17 noviembre, 2014

De jóvenes, estudiamos en orden. Los textos eran ordenados. Las explicaciones también. Lo mismo que los instructivos. Hoy, la nueva generación no sigue instrucciones en orden. La Red no ofrece la información en orden. La regla es ir saltando de una página a otra e ir construyendo un archipiélago cuyos elementos luego se conectan, nutridos por la misma red o por la frase que seguramente es el santo y seña del aprendizaje moderno: Mae, ¿Cómo es esta vara?

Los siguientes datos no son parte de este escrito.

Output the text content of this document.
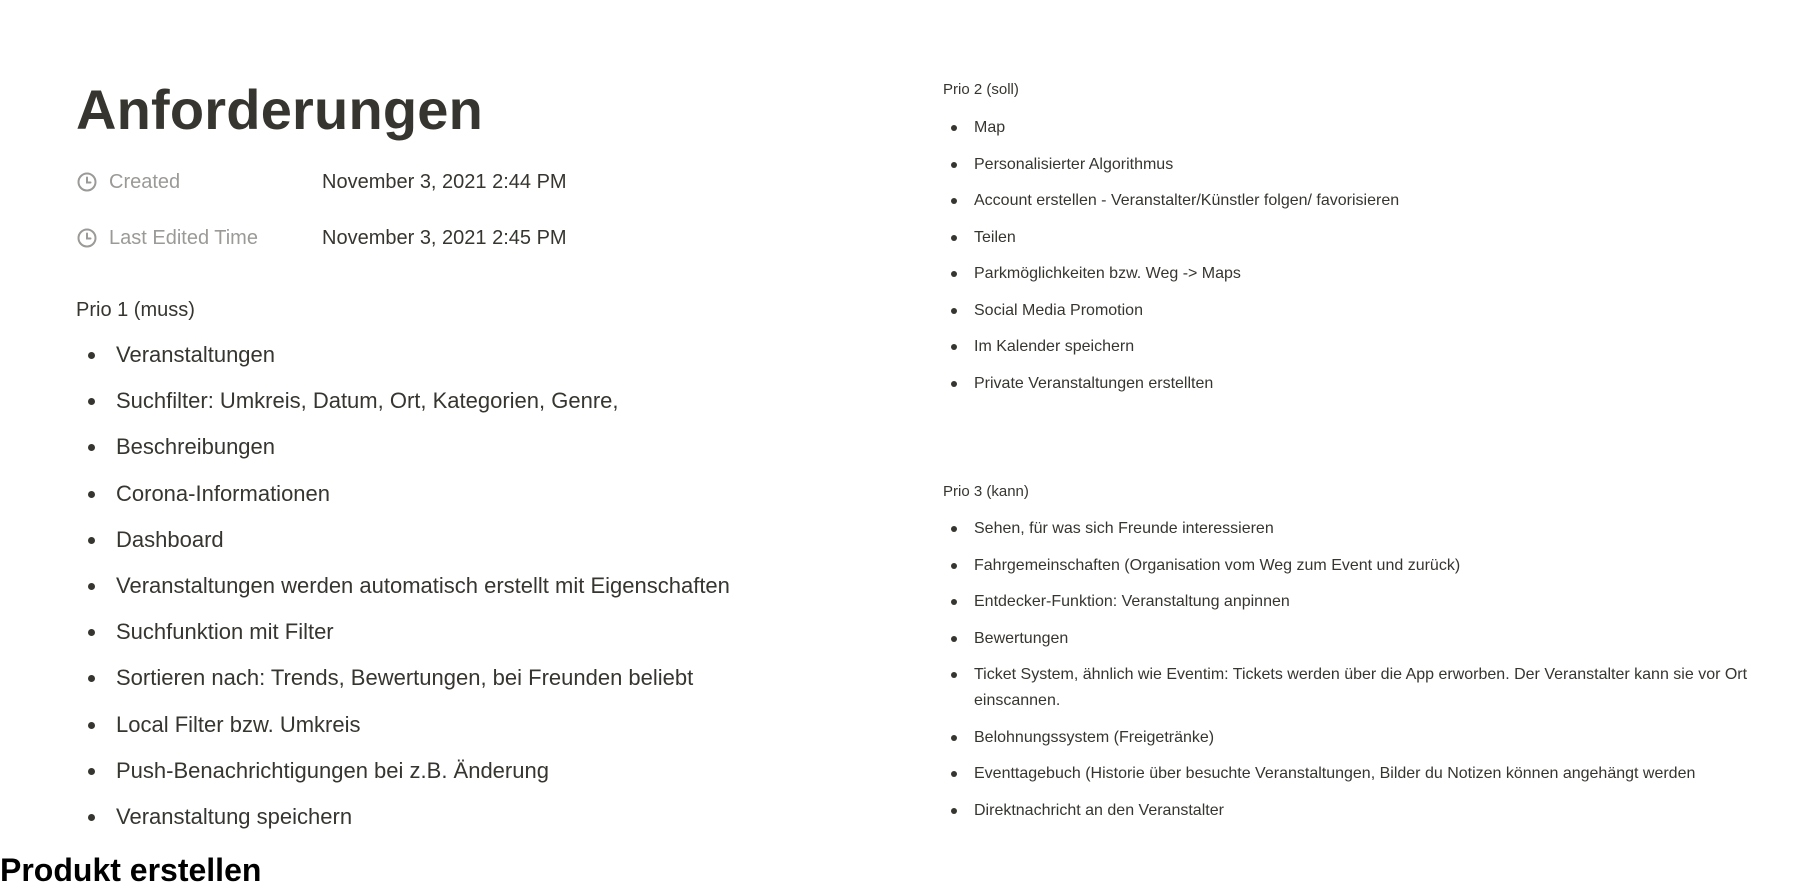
Anforderungen
Created	November 3, 2021 2:44 PM
Last Edited Time	November 3, 2021 2:45 PM
Prio 1 (muss)
Veranstaltungen
Suchfilter: Umkreis, Datum, Ort, Kategorien, Genre,
Beschreibungen
Corona-Informationen
Dashboard
Veranstaltungen werden automatisch erstellt mit Eigenschaften
Suchfunktion mit Filter
Sortieren nach: Trends, Bewertungen, bei Freunden beliebt
Local Filter bzw. Umkreis
Push-Benachrichtigungen bei z.B. Änderung
Veranstaltung speichern
Produkt erstellen
Prio 2 (soll)
Map
Personalisierter Algorithmus
Account erstellen - Veranstalter/Künstler folgen/ favorisieren
Teilen
Parkmöglichkeiten bzw. Weg -> Maps
Social Media Promotion
Im Kalender speichern
Private Veranstaltungen erstellten
Prio 3 (kann)
Sehen, für was sich Freunde interessieren
Fahrgemeinschaften (Organisation vom Weg zum Event und zurück)
Entdecker-Funktion: Veranstaltung anpinnen
Bewertungen
Ticket System, ähnlich wie Eventim: Tickets werden über die App erworben. Der Veranstalter kann sie vor Ort einscannen.
Belohnungssystem (Freigetränke)
Eventtagebuch (Historie über besuchte Veranstaltungen, Bilder du Notizen können angehängt werden
Direktnachricht an den Veranstalter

¿Aprenden los profesores tradicionales de esta tendencia? Sugiero estos pasos: primero, investiguen, ojalá junto con sus colegas, cuáles son las dificultades que los estudiantes han tenido con el tema que ustedes van a desarrollar. Segundo, tengan un claro mapa que muestre las relaciones conceptuales de lo que quieren que aprendan sus estudiantes. Tercero: preparen una explicación no exhaustiva, que muestre el territorio e invite a recorrerlo. Cuarto, busquen los conceptos portal, aquellos sin los cuales no se puede acceder a otros. Por ejemplo, no se puede acceder al concepto de fuerza sin el concepto de masa. No se puede acceder al concepto de aceleración sin el de velocidad.

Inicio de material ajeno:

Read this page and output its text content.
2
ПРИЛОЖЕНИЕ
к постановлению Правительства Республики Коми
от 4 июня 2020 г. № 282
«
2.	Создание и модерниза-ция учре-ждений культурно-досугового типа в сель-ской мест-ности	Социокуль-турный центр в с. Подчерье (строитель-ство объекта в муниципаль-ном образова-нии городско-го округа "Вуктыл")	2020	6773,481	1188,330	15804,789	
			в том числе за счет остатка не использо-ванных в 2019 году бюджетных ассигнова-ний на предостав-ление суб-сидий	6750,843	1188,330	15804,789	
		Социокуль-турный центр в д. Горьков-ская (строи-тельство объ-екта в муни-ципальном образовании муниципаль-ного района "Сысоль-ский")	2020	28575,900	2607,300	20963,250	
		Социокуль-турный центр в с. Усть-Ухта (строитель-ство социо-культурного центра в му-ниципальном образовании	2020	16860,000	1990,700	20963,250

Quinto, busquen los conceptos preñados. Conceptos que si se entienden nos hacen accesibles otros. Por ejemplo, el concepto de ventaja competitiva nos pone en condición de entender estos otros: fortalezas, singularidad estratégica de la empresa, complejidad de la competencia, trade offs (intercambios compensatorios),

Sexto, formalicen las redes de aprendizaje para que el mae, a quien conviene preguntarle esté más disponible y no haya que buscarlo mucho. Séptimo, olviden la magistralidad y asuman la tutoría. La clase magistral se parece mucho al shot que hay que tragarse a veces por pura presión. La tutoría se parece más al almuerzo buffet donde cada quien se sirve lo que quiere y como quiere. Cuando más se contribuye a la formación del estudiante es desde el coaching y no desde la magistralidad. Esté disponible para ser un poco, uno de los maes a quien el estudiante preguntará.

Vaya esto con amor, en las cercanías del día del maestro, a todos los maestros a quienes tanto debemos.